The warm and satisfying nature of this stew also brings to mind deliciously hearty dishes from my Rocky Mountain heritage. It pairs wonderfully with a slice of crusty bread or a helping of lightly dressed fresh greens, making it a fantastic centerpiece for a cozy dinner, regardless of the season or occasion.

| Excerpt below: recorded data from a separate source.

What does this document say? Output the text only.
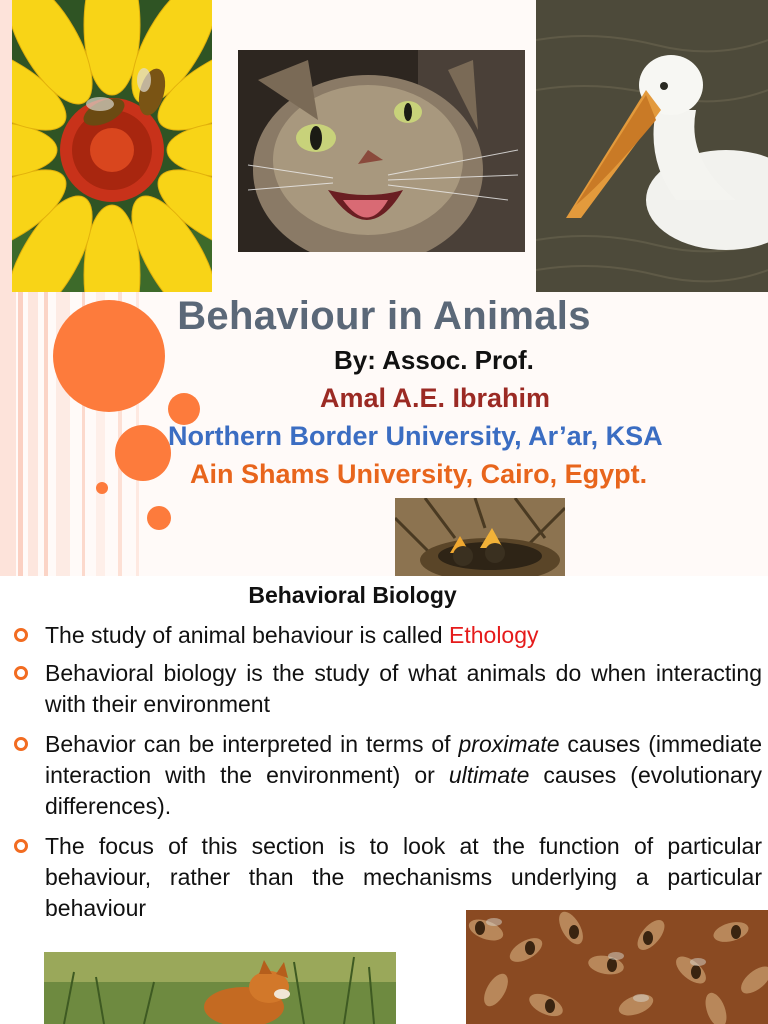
Behaviour in Animals
By: Assoc. Prof.
Amal A.E. Ibrahim
Northern Border University, Ar’ar, KSA
Ain Shams University, Cairo, Egypt.
Behavioral Biology
The study of animal behaviour is called Ethology
Behavioral biology is the study of what animals do when interacting with their environment
Behavior can be interpreted in terms of proximate causes (immediate interaction with the environment) or ultimate causes (evolutionary differences).
The focus of this section is to look at the function of particular behaviour, rather than the mechanisms underlying a particular behaviour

Whether you’re exploring Nigerian cuisine for the first time, or you’re a seasoned lover of African flavors, this Bean and Vegetable Stew is sure to win your heart. Embrace the venture into the unknown, enjoy the process, and most importantly, savor every bite. Happy cooking!
What You’ll Need
- 2 cups of black-eyed peas (soaked overnight)
- 4 cups of water
- 1 large red bell pepper
- 1 large green bell pepper
- 2 large onions
- 3 garlic cloves, minced
- 1 tablespoon of fresh ginger, minced
- 6 medium tomatoes
- 2 cups of spinach, chopped
- 1 cup of carrots, diced
- 2 cups of vegetable broth
- 1 teaspoon of turmeric
- 1/2 teaspoon of crushed red pepper
- 1 teaspoon of cumin
- Salt to taste
- Pepper to taste
- 2 tablespoons of vegetable oil
- 1/4 cup of fresh chopped cilantro or parsley for garnish
Method
Step One
Start by soaking the black-eyed peas overnight. Drain the peas and rinse them before using.
Step Two
In a large stockpot, bring 4 cups of water to a boil. Add the drained peas to the pot, reduce the heat to medium-low, and let them simmer for about 40 minutes until they’re soft but not mushy.
Step Three
While the peas are cooking, prep your vegetables. Dice the bell peppers, onions, and carrots, mince the garlic and ginger, and chop the tomatoes and spinach. Set them aside until needed.
Step Four
Once the peas are cooked, drain them and set aside. In the same pot, heat the vegetable oil over medium heat. Add the diced onions, bell peppers, carrots, minced garlic, and ginger. Stir frequently and cook until the vegetables are soft, this should take about 10 minutes.
Step Five
Add the chopped tomatoes to the pot and stir well. Cook for another 5-10 minutes until the tomatoes start to break down and form a sauce.
Step Six
Add the cooked peas back into the pot, followed by the chopped spinach. Stir well to combine everything.
Step Seven
Pour in the vegetable broth and add the turmeric, crushed red pepper, cumin, salt, and pepper. Stir well. Cover the pot and let the stew simmer for about 20 minutes so that the flavors have time to blend together.
Step Eight
Once the stew is done cooking, taste and adjust the seasonings as needed. Spoon the stew into bowls and garnish with freshly chopped cilantro or parsley. Serve hot and enjoy!